Currently, one of the major issues with Starlite is the user experience with the editor. Since it’s written in IMGUI, the layout work is a big problem. Building a complex UI is difficult and maintaining it is time-consuming. Some of our artists are also a bit unhappy with the look and feel of the editor.

Overall, maintaining such a big project and integrating custom solutions (i.e. tools like Bugsnag provide support for Unity, but Starlite needed custom implementations) is quite time-consuming, and since we can use other engines that are proven to work on all platforms, maybe diverting that manpower to game development could be a better option. But, on the other hand, those engines also come with their own problems that may be unfixable, especially if there’s no source code (Unity now shares source code with Enterprise users, which enables us to understand it better and carry out optimizations we couldn’t do before). It’s also harder to find developers with adequate knowledge of C++ compared to those who can use C#.

We’ve learned a lot from this project.

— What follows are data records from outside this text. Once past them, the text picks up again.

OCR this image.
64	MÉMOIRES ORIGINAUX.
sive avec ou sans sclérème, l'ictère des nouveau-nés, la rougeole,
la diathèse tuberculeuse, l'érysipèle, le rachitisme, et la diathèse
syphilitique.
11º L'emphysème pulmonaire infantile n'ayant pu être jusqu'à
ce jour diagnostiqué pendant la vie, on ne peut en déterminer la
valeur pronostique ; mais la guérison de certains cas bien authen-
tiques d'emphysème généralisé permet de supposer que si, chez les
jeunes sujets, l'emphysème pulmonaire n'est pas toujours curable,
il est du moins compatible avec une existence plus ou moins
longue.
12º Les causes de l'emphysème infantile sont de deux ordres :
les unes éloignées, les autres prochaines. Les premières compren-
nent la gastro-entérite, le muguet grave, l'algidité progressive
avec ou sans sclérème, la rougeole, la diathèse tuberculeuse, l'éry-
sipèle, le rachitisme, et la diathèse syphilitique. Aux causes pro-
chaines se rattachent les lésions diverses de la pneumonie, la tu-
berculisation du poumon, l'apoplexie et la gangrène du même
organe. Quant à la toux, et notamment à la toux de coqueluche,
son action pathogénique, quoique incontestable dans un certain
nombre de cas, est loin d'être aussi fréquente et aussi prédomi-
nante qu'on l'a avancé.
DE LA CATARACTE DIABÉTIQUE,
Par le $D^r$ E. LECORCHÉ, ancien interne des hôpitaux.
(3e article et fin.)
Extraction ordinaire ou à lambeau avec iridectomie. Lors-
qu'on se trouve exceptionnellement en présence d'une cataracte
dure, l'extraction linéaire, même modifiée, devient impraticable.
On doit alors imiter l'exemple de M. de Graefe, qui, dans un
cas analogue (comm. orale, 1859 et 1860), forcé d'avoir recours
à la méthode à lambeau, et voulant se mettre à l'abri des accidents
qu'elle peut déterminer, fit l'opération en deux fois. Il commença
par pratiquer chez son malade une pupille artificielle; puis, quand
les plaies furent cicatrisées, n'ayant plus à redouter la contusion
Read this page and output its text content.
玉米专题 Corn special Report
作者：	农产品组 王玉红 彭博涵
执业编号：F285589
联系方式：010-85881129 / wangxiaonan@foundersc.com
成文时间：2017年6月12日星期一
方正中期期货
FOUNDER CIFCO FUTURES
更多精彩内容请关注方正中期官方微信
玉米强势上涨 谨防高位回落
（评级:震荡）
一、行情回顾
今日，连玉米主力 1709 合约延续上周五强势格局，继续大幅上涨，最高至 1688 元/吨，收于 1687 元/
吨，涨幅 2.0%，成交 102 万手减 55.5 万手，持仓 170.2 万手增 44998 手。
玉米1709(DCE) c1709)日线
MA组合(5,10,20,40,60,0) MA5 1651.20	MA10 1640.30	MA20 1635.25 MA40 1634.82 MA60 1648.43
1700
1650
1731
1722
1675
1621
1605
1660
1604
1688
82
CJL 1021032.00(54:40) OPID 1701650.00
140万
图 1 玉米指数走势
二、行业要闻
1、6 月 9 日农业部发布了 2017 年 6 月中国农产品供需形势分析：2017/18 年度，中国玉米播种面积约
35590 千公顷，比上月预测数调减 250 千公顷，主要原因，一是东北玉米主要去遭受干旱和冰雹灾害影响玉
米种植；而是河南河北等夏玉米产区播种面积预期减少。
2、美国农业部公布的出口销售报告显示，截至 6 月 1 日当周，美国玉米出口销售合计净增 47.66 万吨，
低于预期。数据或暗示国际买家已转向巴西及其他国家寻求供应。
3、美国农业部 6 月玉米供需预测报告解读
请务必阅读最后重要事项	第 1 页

If we could change anything, it would likely be to remake the editor UX and choose a different UI framework other than IMGUI. We’d also create C# bindings so that game developers could write runtime code in C# as well. This would speed up compiling times greatly and allow for faster development. Apart from these elements, everything else was pretty much spot-on, based on our experience thus far.

Conclusion

Starlite has proven to be a very good engine for mobile platforms. The games we’ve built on Starlite are some of our best performers, including My Talking Tom 2, My Talking Tom Friends and My Talking Angela 2. Game developers enjoy using it because it allows them full control of the code and they’re able to check source code or build it for themselves whenever something goes wrong. It’s also written in a way that every developer can pick up quickly, with a UI similar to a lot of other commercially available engines/editors.